No recente 9 de fevereiro entrevistei o Fernando Lopes, dirigente metalúrgico. Separei alguns trechos da conversa por entender que têm grande importância para o momento em que vivemos.

Ao fim dos destaques pode-se assistir a íntegra da entrevista disponível no YouTube.

“…a reforma neoliberal trabalhista na Espanha foi em 2012 e eles conseguiram reverter parcialmente os danos dessa reforma em 2022, portanto 10 anos para poder recuperar um pouco do que tinham de até 2012, antes da Reforma. Então é importante ter isso claro, pois muitos dirigentes sindicais, companheiros e companheiras pensam que elegendo Lula à Presidência, no dia seguinte os problemas estarão resolvidos para os sindicatos; mas a verdade é que na pratica é bem diferente”
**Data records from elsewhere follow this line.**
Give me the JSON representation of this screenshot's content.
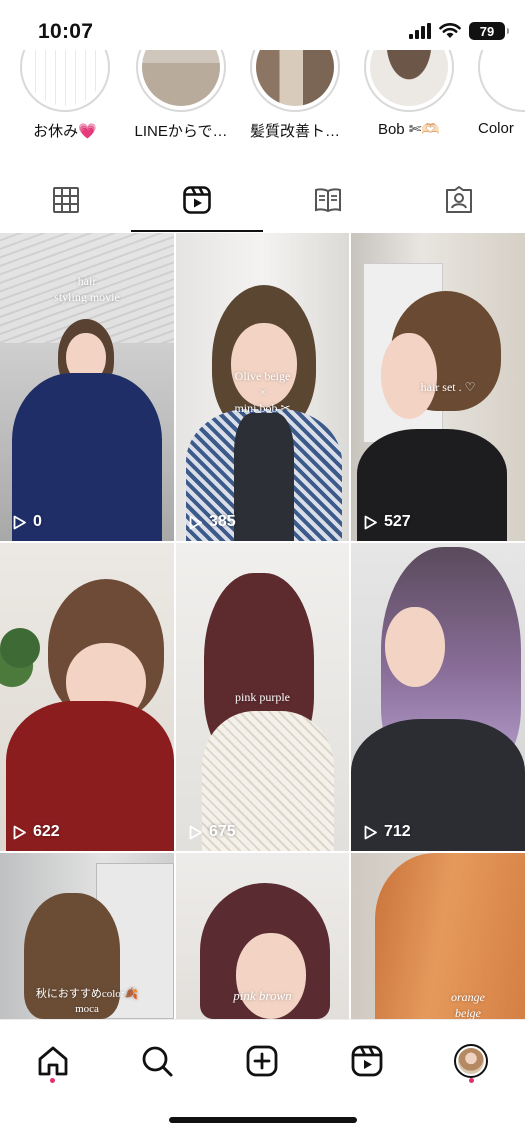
{
  "status_bar": {
    "time": "10:07",
    "battery": "79"
  },
  "highlights": [
    {
      "label": "お休み💗"
    },
    {
      "label": "LINEからで…"
    },
    {
      "label": "髪質改善ト…"
    },
    {
      "label": "Bob ✄🫶🏻"
    },
    {
      "label": "Color"
    }
  ],
  "tabs": [
    {
      "icon": "grid-icon"
    },
    {
      "icon": "reels-icon"
    },
    {
      "icon": "guide-icon"
    },
    {
      "icon": "tagged-icon"
    }
  ],
  "reels": [
    {
      "caption": "hair\nstyling movie",
      "views": "0"
    },
    {
      "caption": "Olive beige\n×\nmini bob ✂",
      "views": "385"
    },
    {
      "caption": "hair set . ♡",
      "views": "527"
    },
    {
      "caption": "",
      "views": "622"
    },
    {
      "caption": "pink purple",
      "views": "675"
    },
    {
      "caption": "",
      "views": "712"
    },
    {
      "caption": "秋におすすめcolor🍂\nmoca",
      "views": ""
    },
    {
      "caption": "pink brown",
      "views": ""
    },
    {
      "caption": "orange\nbeige",
      "views": ""
    }
  ],
  "bottom_nav": [
    {
      "icon": "home-icon"
    },
    {
      "icon": "search-icon"
    },
    {
      "icon": "create-icon"
    },
    {
      "icon": "reels-nav-icon"
    },
    {
      "icon": "profile-avatar"
    }
  ],
  "colors": {
    "notification_dot": "#e1306c",
    "active_tab": "#111111"
  }
}
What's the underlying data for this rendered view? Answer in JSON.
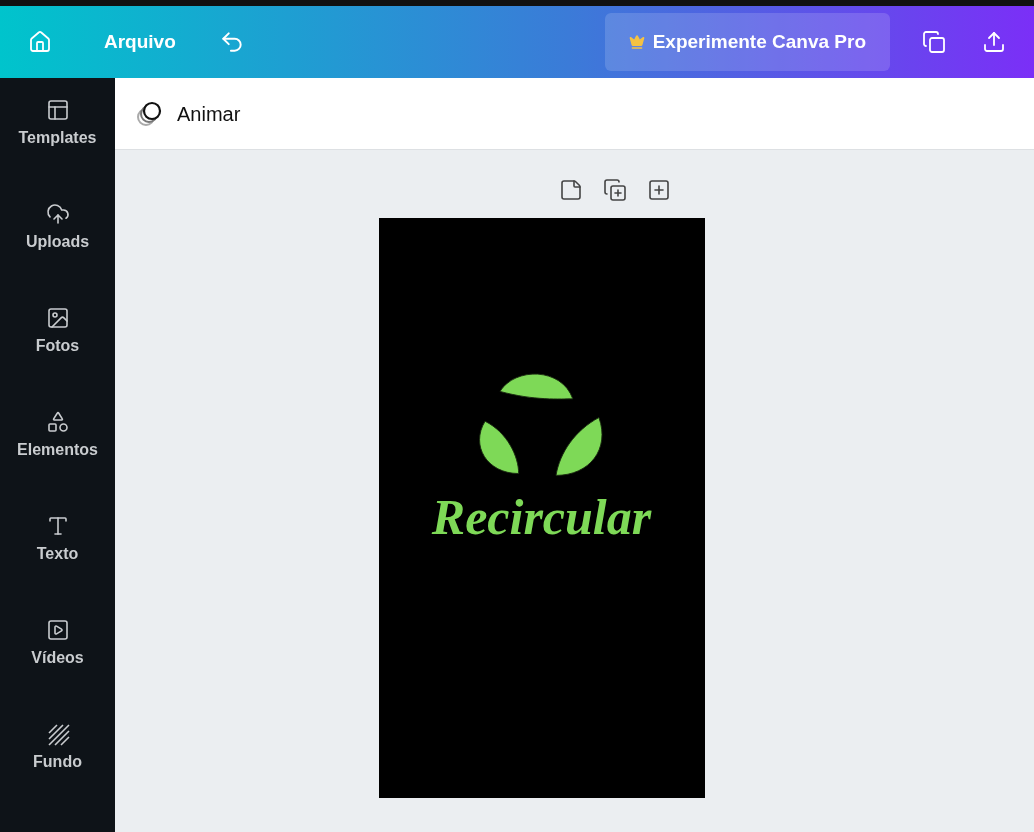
{
  "top_bar": {
    "file_menu": "Arquivo",
    "pro_button": "Experimente Canva Pro"
  },
  "toolbar": {
    "animate_button": "Animar"
  },
  "sidebar": {
    "items": [
      {
        "kind": "templates",
        "label": "Templates"
      },
      {
        "kind": "uploads",
        "label": "Uploads"
      },
      {
        "kind": "photos",
        "label": "Fotos"
      },
      {
        "kind": "elements",
        "label": "Elementos"
      },
      {
        "kind": "text",
        "label": "Texto"
      },
      {
        "kind": "videos",
        "label": "Vídeos"
      },
      {
        "kind": "background",
        "label": "Fundo"
      }
    ]
  },
  "design": {
    "headline": "Recircular"
  }
}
” …uma lição para todos nós, eles recuperaram o governo que estava na mão do PP (Partido Popular, da direita espanhola), para o PS (Partido Socialista) que retomou o poder, e fez amaioria do Congresso. Com isso ficou habilitado para constituir o Governo, o parlamento elege o Primeiro Ministro, e o Primeiro Ministro através de um pacto de maioria monta o Governo e seus Ministérios. O PS (Partido Socialista) não tinha votos suficientes para montar um Governo, e para isso foi necessária uma negociação com a esquerda, diga-se o “Podemos” e a “Esquerda Unida” para se articularem numa federação. Estamos enfrentando esse debate aqui e lá Esquerda Unida fez uma federação chamada, “Unida Podemos” que deu uns votinhos dos parlamentares que eles tinham, para garantir maioria no governo do PS (Partido Socialista) do Pedro Sanches que é o Primeiro Ministro e tem 95% dos ministérios, mas essa tração,  essa federação de esquerda “Unida Podemos” tem também seu peso, e com isso conseguiu indicar a Ministra do Trabalho, vinculada ao movimento Sindical e às Comissões Obreras, uma das maiores centrais sindicais espanholas.”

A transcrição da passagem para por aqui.